Exploring the semiconductor characteristics of a polyoxometalate-based organic-inorganic hybrid dimer and its photocatalytic applications

Abstract

Polyoxometalate-based organic-inorganic hybrid compounds have been widely used in the field of photocatalysis, photoelectrocatalysis, interfacial materials of semiconductor device. However, their intrinsic semiconductor characteristics such as carrier diffusion lengths and carrier mobility are still unclear.
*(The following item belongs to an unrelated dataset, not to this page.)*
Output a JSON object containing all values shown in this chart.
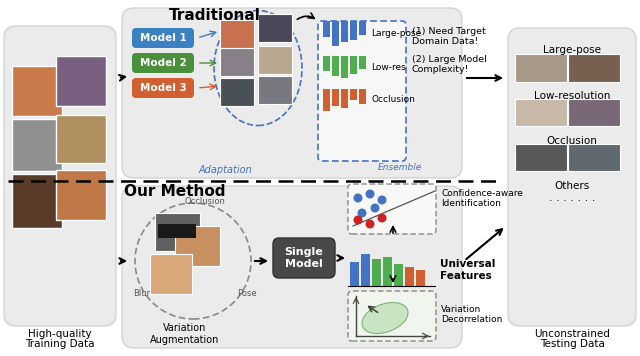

Herein, we first unravel the carriers diffusion length and carrier mobility of the novel POM-based dimeric compound, {(HBW12O40)[Cu(2,2′-bipy)2]2[CuO(2,2′-bipy)(H2O)]}2·2H2O (1), which is successfully synthesized through co-assembly of binuclear Cu(II)-complex and BW12 in hydrothermal reaction. Space charge-limited currents (SCLC) method shows that the holes carriers mobility (μh) of this compound reached 0.84 cm2V−1s−1, which is more 30 times than that of raw BW12 (2.6 × 10−2 cm2V−1s−1). The calculated carrier diffusion lengths of compound 1 is 82 nm, which is almost 3 time higher than that of BW12 (25 nm), indicating that photogenerated carriers are more easily separated and diffused in compound 1. Furthermore, the semiconductor properties of compound 1 have been demonstrated by the measurements of photocurrent response, VB-XPS spectrum and band gap (Eg) values. In addition, its applications of photocatalysis indicate the excellent activities of compound 1 with 71 % degradation rate for photodegradation of methylene blue (MB) and 67 % degradation rate for photocatalytic reduction of Cr(VI).